A monk wearing the white robes and black cowl of a friar. She looked down into the sallow, lined visage of an old man, with a thin, sunken mouth and two big amber eyes set deep in his face.
“Could it be . . . is that you, Kristin Lavransdatter?” The monk placed his crossed arms atop the stone wall and buried his face in them. “Are you here?”
“Gunnulf!”
Then he moved his head so that he touched her knee as she sat there. “Do you think it so strange that I should be here?”
She remembered that she was sitting on the wall of the manor that had been his first home and later her own house, and she had to agree that it was rather odd after all.
“But what child is this you’re holding on your knee?
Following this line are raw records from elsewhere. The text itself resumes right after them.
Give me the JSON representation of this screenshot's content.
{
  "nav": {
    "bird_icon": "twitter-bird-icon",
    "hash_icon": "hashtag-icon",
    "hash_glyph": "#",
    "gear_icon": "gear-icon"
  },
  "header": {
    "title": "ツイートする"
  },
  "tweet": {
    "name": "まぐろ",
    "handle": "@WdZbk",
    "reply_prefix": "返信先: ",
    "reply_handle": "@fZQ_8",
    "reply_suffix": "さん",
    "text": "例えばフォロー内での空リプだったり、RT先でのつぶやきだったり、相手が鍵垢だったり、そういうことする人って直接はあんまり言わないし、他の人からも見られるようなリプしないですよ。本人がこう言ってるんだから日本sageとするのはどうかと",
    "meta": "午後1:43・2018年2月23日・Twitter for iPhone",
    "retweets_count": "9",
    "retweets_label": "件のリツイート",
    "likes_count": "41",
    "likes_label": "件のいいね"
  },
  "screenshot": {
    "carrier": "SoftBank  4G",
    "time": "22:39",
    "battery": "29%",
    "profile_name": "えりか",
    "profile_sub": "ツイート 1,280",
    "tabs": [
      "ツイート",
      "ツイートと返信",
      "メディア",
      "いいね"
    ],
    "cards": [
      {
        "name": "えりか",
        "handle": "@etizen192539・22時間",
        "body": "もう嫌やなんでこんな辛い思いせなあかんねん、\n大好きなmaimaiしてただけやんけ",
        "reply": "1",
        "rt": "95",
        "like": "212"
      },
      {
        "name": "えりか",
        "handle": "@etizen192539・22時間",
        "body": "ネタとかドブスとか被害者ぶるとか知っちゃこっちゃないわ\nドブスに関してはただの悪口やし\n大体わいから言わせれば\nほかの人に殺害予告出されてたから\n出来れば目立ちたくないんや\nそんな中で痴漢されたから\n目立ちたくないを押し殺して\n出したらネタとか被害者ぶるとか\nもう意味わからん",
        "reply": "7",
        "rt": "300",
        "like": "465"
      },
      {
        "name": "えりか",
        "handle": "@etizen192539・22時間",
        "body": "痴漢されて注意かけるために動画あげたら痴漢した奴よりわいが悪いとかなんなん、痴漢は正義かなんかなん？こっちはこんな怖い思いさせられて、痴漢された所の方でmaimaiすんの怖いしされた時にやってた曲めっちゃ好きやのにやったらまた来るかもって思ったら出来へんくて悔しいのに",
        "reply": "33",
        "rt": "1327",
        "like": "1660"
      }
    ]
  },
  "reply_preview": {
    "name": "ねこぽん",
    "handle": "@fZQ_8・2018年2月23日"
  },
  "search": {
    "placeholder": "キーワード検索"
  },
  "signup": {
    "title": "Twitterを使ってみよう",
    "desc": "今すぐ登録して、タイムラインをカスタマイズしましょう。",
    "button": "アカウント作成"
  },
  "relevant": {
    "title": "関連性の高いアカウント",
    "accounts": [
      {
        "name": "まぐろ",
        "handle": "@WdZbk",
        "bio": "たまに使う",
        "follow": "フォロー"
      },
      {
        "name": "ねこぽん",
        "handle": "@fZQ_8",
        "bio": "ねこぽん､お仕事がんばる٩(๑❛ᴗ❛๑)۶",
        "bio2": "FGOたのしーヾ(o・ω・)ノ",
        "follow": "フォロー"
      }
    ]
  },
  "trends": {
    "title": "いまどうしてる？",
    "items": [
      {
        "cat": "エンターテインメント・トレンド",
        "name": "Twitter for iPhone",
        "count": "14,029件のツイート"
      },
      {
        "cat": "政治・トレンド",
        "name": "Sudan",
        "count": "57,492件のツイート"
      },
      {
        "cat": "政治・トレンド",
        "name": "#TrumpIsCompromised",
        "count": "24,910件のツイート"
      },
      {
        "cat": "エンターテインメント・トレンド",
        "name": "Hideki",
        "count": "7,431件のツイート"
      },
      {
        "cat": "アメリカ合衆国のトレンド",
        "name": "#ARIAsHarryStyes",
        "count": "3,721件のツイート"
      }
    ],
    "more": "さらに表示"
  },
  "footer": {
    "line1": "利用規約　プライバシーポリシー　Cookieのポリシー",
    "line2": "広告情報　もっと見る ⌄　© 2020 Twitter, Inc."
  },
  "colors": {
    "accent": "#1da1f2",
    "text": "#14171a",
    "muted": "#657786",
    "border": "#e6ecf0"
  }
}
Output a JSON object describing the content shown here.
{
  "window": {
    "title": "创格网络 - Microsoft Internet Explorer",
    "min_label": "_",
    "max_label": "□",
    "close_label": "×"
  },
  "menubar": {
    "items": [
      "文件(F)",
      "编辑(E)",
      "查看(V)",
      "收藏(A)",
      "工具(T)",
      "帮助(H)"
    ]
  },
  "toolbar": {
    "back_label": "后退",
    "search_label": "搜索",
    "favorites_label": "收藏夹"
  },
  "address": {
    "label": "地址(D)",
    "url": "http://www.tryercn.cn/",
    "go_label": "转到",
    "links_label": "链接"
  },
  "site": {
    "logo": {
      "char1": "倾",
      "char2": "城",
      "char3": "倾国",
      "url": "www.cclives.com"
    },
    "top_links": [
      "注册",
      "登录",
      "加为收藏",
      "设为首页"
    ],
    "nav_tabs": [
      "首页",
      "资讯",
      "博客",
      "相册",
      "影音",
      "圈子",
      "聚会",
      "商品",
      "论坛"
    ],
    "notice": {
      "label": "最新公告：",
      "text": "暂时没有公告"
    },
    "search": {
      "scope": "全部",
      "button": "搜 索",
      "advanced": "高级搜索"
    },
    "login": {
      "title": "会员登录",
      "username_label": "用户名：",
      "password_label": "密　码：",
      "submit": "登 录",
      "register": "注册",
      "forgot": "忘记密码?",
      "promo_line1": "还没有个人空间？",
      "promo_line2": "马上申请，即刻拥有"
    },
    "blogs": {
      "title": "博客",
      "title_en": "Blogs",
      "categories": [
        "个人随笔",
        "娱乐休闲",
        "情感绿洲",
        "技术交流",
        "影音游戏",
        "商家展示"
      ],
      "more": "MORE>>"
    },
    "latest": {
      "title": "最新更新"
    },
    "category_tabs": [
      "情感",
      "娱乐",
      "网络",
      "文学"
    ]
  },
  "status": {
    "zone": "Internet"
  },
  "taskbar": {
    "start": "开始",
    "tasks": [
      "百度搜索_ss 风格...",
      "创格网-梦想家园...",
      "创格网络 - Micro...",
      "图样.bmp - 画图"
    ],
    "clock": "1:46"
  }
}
Surely this couldn’t be Gaute’s son?”
“No . . .” At the thought of little Erlend’s healthy, sweet face and strong, well-formed body, she pressed the tiny child close, overcome with pity. “This is the daughter of a woman who traveled with me over the mountains.”
But then she suddenly recalled what Andres Simonss?n had said in his childish wisdom. Filled with reverence, she looked down at the pitiful creature who lay in her arms.
Now the child was crying again, and the first thing Kristin had to do was ask the monk if he could tell her where she might find some milk. Gunnulf led her east, around the church to the friars’ residence and brought her some milk in a bowl. While Kristin fed her foster child, they talked, but the conversation seemed to halt along rather strangely.
“So much time has passed and so much has happened since we last met,” she said sadly. “And no doubt the news was hard to bear when you heard about your brother.”